I doubt if the first and third reasons apply to your situation with H380.
That leaves the second one; something is unbalancing the bullet before it
leaves the barrel.

If other bullet-powder combinations shoot very well, then the difference
between those and the H380-match combinations is the powder and bullet.
If those same bullets shoot well with other powders, then it's the H380.

The only way powder can cause a bullet to be unbalanced before it leaves
the muzzle is for it to change the bullet's shape.  One way that can
happen is the powder is just barely ignited and not completely burns.  You
can determine this if the bore is very, dirty after shooting H380, but much
cleaner after shooting other powders.  If there's enough powder residue in
the bore to distort the bullet as it rides over the clumps of powder
fouling, that could cause the bullet to tumble.

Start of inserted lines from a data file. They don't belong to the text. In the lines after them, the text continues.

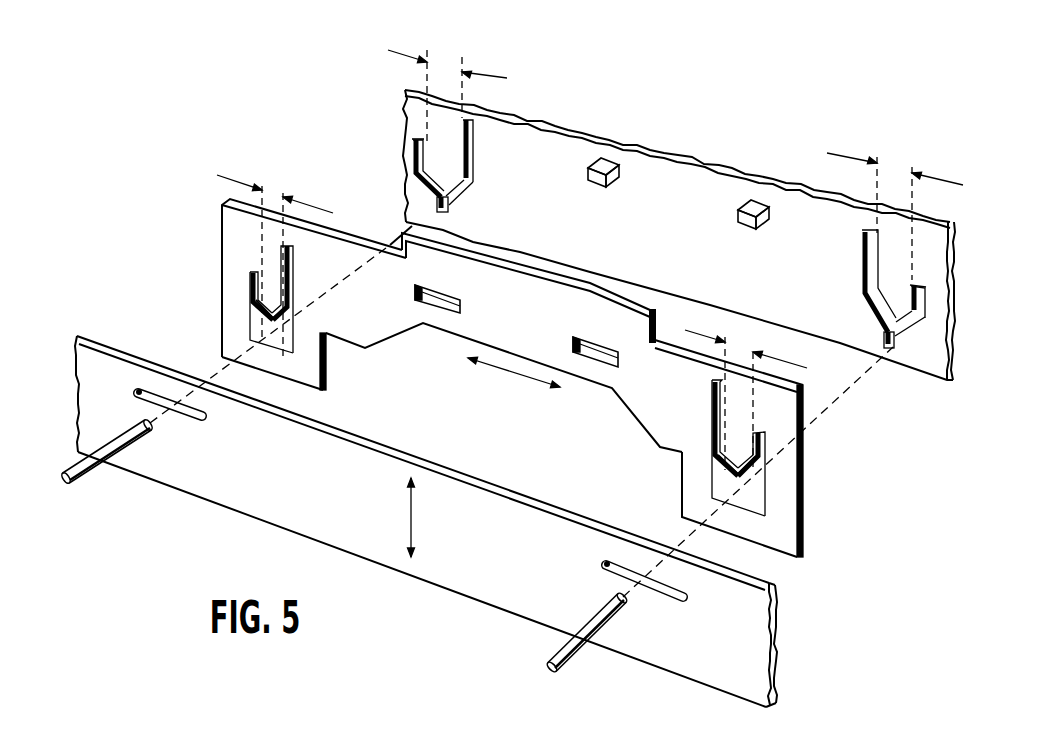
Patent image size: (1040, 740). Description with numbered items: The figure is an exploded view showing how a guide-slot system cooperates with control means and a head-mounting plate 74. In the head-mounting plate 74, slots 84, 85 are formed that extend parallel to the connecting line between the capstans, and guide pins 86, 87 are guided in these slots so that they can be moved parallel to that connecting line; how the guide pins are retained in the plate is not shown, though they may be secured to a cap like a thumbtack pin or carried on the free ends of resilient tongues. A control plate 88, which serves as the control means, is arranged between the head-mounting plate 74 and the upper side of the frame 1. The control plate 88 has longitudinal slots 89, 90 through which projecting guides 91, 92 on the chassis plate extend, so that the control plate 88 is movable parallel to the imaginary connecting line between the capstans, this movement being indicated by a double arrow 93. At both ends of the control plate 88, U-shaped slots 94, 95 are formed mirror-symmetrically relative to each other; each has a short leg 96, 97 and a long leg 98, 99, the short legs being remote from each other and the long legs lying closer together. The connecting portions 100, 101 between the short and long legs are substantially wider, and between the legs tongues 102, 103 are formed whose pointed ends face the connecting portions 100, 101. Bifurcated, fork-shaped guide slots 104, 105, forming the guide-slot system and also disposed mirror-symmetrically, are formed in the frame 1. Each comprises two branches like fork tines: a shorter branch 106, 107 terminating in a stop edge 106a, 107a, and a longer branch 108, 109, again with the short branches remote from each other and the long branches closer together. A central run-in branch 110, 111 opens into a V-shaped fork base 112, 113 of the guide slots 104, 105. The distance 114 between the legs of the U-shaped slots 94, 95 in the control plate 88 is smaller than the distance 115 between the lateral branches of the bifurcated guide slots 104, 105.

The frame 1 is at (656, 177).
The head-mounting plate 74 is at (407, 521).
The slot 84 is at (140, 402).
The slot 85 is at (668, 588).
The guide pin 86 is at (75, 465).
The guide pin 87 is at (563, 650).
The control plate 88 is at (500, 390).
The longitudinal slot 89 is at (442, 300).
The longitudinal slot 90 is at (600, 353).
The projecting guide 91 is at (590, 180).
The projecting guide 92 is at (742, 222).
The double arrow 93 is at (514, 383).
The U-shaped slot 94 is at (279, 299).
The U-shaped slot 95 is at (728, 461).
The short leg 96 is at (250, 280).
The short leg 97 is at (765, 447).
The long leg 98 is at (290, 255).
The long leg 99 is at (718, 394).
The connecting portion 100 is at (328, 378).
The connecting portion 101 is at (755, 498).
The tongue 102 is at (270, 313).
The tongue 103 is at (760, 475).
The bifurcated guide slot 104 is at (426, 169).
The bifurcated guide slot 105 is at (899, 316).
The short branch 106 is at (412, 153).
The stop edge 106a is at (427, 138).
The short branch 107 is at (922, 294).
The stop edge 107a is at (918, 284).
The long branch 108 is at (470, 130).
The long branch 109 is at (870, 255).
The central run-in branch 110 is at (448, 213).
The central run-in branch 111 is at (893, 352).
The V-shaped fork base 112 is at (453, 193).
The V-shaped fork base 113 is at (900, 324).
The distance between the legs 114 is at (271, 192).
The distance between the lateral branches 115 is at (444, 60).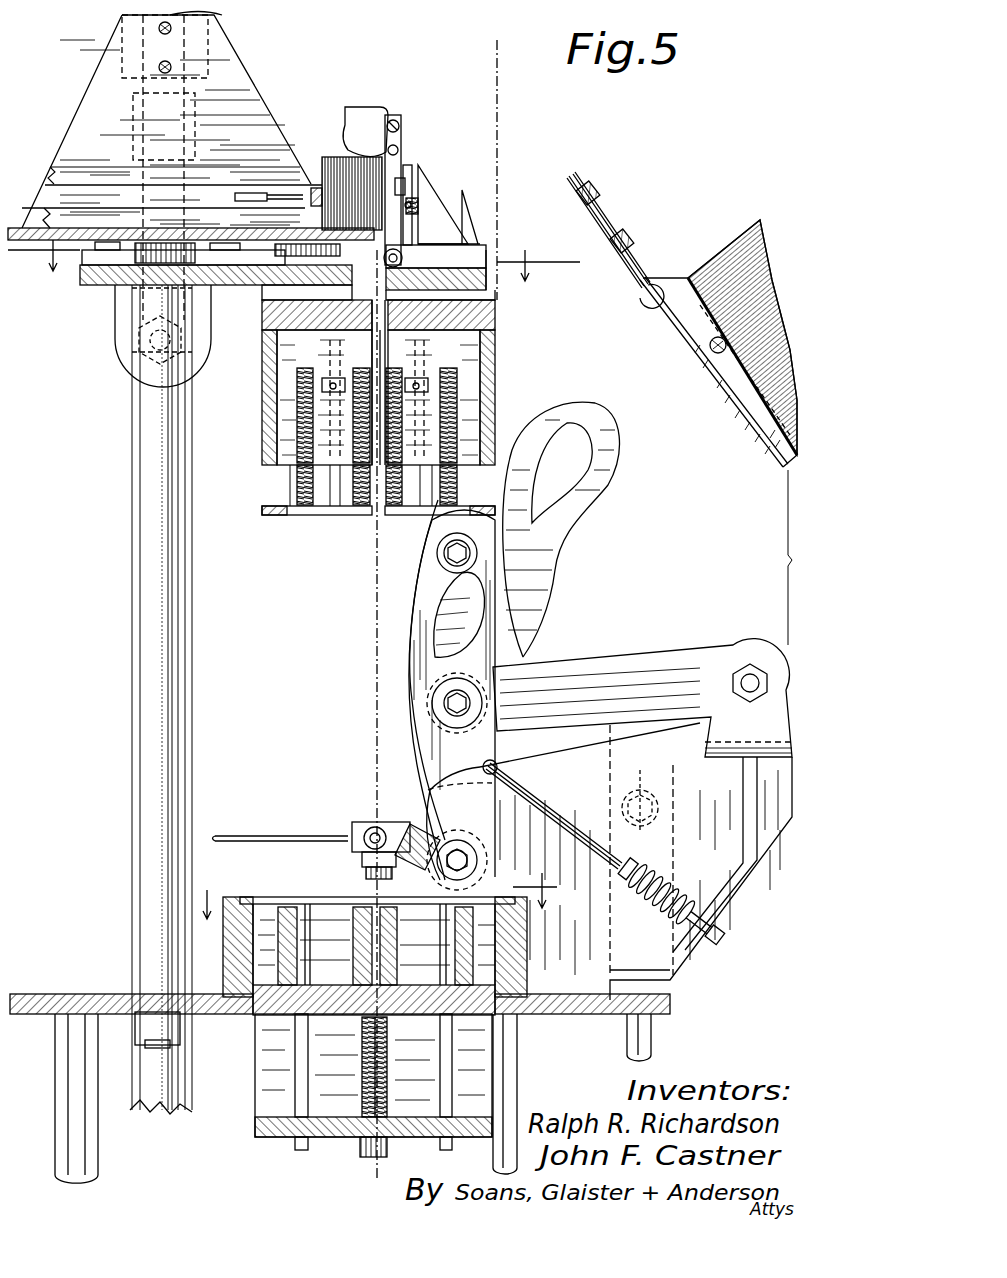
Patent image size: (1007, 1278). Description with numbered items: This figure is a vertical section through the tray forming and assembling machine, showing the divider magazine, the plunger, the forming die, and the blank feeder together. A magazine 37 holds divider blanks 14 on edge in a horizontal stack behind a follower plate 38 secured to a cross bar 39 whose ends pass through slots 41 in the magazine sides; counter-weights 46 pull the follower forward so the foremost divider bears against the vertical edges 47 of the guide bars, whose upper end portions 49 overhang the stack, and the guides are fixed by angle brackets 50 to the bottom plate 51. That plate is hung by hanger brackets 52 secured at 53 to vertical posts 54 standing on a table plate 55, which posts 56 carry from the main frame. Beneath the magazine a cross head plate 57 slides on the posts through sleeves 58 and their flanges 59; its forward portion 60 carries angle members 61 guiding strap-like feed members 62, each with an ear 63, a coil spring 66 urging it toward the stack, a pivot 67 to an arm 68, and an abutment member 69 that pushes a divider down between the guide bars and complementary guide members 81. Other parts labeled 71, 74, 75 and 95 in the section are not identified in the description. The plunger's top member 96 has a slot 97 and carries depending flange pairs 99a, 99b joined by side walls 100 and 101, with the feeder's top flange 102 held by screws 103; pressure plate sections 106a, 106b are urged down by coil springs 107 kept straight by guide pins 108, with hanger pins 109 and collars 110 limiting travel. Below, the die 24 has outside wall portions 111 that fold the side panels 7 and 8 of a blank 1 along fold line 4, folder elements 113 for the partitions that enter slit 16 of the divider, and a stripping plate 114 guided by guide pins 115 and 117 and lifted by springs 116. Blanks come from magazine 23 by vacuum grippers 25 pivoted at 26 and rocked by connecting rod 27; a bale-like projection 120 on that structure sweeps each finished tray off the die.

The main body member 1 is at (737, 237).
The fold line 4 is at (501, 52).
The marginal side panel 7 is at (252, 895).
The marginal side panel 8 is at (508, 895).
The longitudinal divider 14 is at (40, 268).
The slit 16 is at (228, 888).
The magazine 23 is at (663, 329).
The forming die structure 24 is at (529, 961).
The vacuum grippers 25 is at (370, 890).
The pivot 26 is at (750, 672).
The connecting rod 27 is at (652, 1040).
The magazine 37 is at (256, 163).
The follower plate 38 is at (325, 190).
The cross bar 39 is at (314, 188).
The slots 41 is at (88, 195).
The counter-weights 46 is at (428, 378).
The vertical edges 47 is at (423, 162).
The upper end portions 49 is at (362, 118).
The angle brackets 50 is at (440, 208).
The bottom plate 51 is at (58, 230).
The hanger brackets 52 is at (102, 80).
The securing means 53 is at (123, 50).
The vertical posts 54 is at (160, 668).
The table plate 55 is at (80, 994).
The posts 56 is at (60, 1155).
The cross head plate 57 is at (95, 285).
The sleeves 58 is at (133, 148).
The flanges 59 is at (92, 258).
The plate portion 60 is at (472, 270).
The angle members 61 is at (462, 244).
The feed members 62 is at (399, 152).
The ear 63 is at (408, 185).
The coil spring 66 is at (405, 258).
The pivot 67 is at (398, 268).
The arm 68 is at (443, 257).
The abutment member 69 is at (386, 132).
The spring 71 is at (427, 198).
The column rod 74 is at (132, 552).
The nut 75 is at (140, 338).
The complementary guide members 81 is at (350, 488).
The screw 95 is at (400, 126).
The top member 96 is at (482, 318).
The slot 97 is at (368, 382).
The flange portion 99a is at (277, 420).
The flange portion 99b is at (480, 378).
The side wall 100 is at (265, 338).
The side wall 101 is at (492, 333).
The horizontal top flange 102 is at (400, 297).
The screws 103 is at (398, 350).
The pressure plate section 106a is at (288, 515).
The pressure plate section 106b is at (392, 515).
The coil springs 107 is at (297, 478).
The guide pins 108 is at (297, 495).
The hanger pins 109 is at (297, 400).
The collars 110 is at (330, 378).
The outside wall portions 111 is at (235, 925).
The folder elements 113 is at (353, 952).
The stripping plate 114 is at (330, 902).
The guide pins 115 is at (388, 1040).
The springs 116 is at (388, 1060).
The guide pins 117 is at (298, 1100).
The bale-like projection 120 is at (222, 835).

One solution may be to use a hotter primer with H380 powder.  That'll
help burn the powder more completely and reduce, if not eliminate, powder
fouling.

The other way powder can change a bullet's shape is that it burns so fast
initially, it slams the bullet into the rifling too hard and the bullet's
rear part enlarges in diameter non-uniformly as it starts into the rifling.
But this typically just causes larger groups, not keyholing bullets.

I'm surprized neither Hornady or Hodgdon could explain why such things
happen.

BB


From: bartb@hpfcla.fc.hp.com (Bart Bobbitt)
Subject: Re: Tumbling bullets from reloads
Organization: Hewlett-Packard Fort Collins Site

Jerry Bransford (jerryb@jerber.sandiego.sgi.com) wrote:

: Once in a while I see elongated holes in my targets, which I assume is from
: the bullet tumbling while in-flight.
: Anyone have an idea which area of the process I should look at that would
: be the probable/reasonable cause of the bullet to tumble while in flight?

Bullets typically tumble in flight from a single cause; the base of the
bullet is not square with the bore/muzzle when it exits.  This happens
more often with handguns using cast lead bullets.  As cast lead bullets
are easily damaged by being bulk packed or handling, any dent on the
perimeter of their base will let gas escape at that point before the rest
of the bullet's base clears the muzzle which can cause the bullet to be
tipped as it leaves.

Once in a while when the shorter bearing surface handgun bullets are
seated in a case, they will be cocked quite a bit.  As they won't get
straightened out enough when they're fired and enter the rifling, their
crooked base now causes the same problem mentioned in the previous
paragraph.

About the only time rifle bullets tumble is when they aren't spun fast
enough when they leave the muzzle.  Spin rate is determined by velocity
and rifling twist.  But this rarely happens.